Very very true. That is why I said: "make the computer information-aware. Computers are currently information-agnostic".
> Yes, I'm talking about Dr. Codd's invention. There's no
> better data model (arguably the only data model), but
> coders keep re-inventing implementations of old algorithms
> in freshly minted syntax (those "new" languages). The
> only point to this charade is to keep churning the
> process, such that "old" skills are displaced by "new"
> skills; yet nothing semantic or fundamental has changed.
SQL is fine and sweet, but its data types do not match what computers can currently do efficiently. The relational model is fine and sweet, but it needs to be the main way to storing information on a computer.
> The whole multi-processor/parallel/concurrency meme is a
> perfect case in point. Today's young-uns believe that
> this is a new class of processor, and that it requires a
> new class of language to be able to solve old/existing
> problems. Functional languages are said to be the answer.

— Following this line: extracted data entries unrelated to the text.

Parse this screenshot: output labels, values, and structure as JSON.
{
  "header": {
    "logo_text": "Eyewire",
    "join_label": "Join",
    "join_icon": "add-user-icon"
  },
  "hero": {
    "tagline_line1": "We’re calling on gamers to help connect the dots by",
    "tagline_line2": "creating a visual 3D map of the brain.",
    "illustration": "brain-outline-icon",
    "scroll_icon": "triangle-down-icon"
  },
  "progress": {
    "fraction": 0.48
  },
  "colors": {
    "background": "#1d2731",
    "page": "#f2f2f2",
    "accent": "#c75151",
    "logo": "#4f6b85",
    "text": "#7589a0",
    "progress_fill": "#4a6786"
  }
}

> But such machines were profligate in the 1980's, and, lo
> o and behold, there just weren't many problems such
> machines could answer better than others. Language wasn't
> the stumbling block; appropriate problems was. Such
> machines are perfect for supporting multi-user server
> programs (ones which can parallelize individual queries to
> some data; running individual queries serially through a
> core/processor is a solved problem). No one, and I repeat
> NO ONE, has found a class of client/standalone problems
> which benefit from these processors. Until such is
> accomplished, this will be a fools journey.
Again true, but it would help if we can improve our methods of developing software, even if there is a limited number of problems that can be solved with parallelism/concurrency.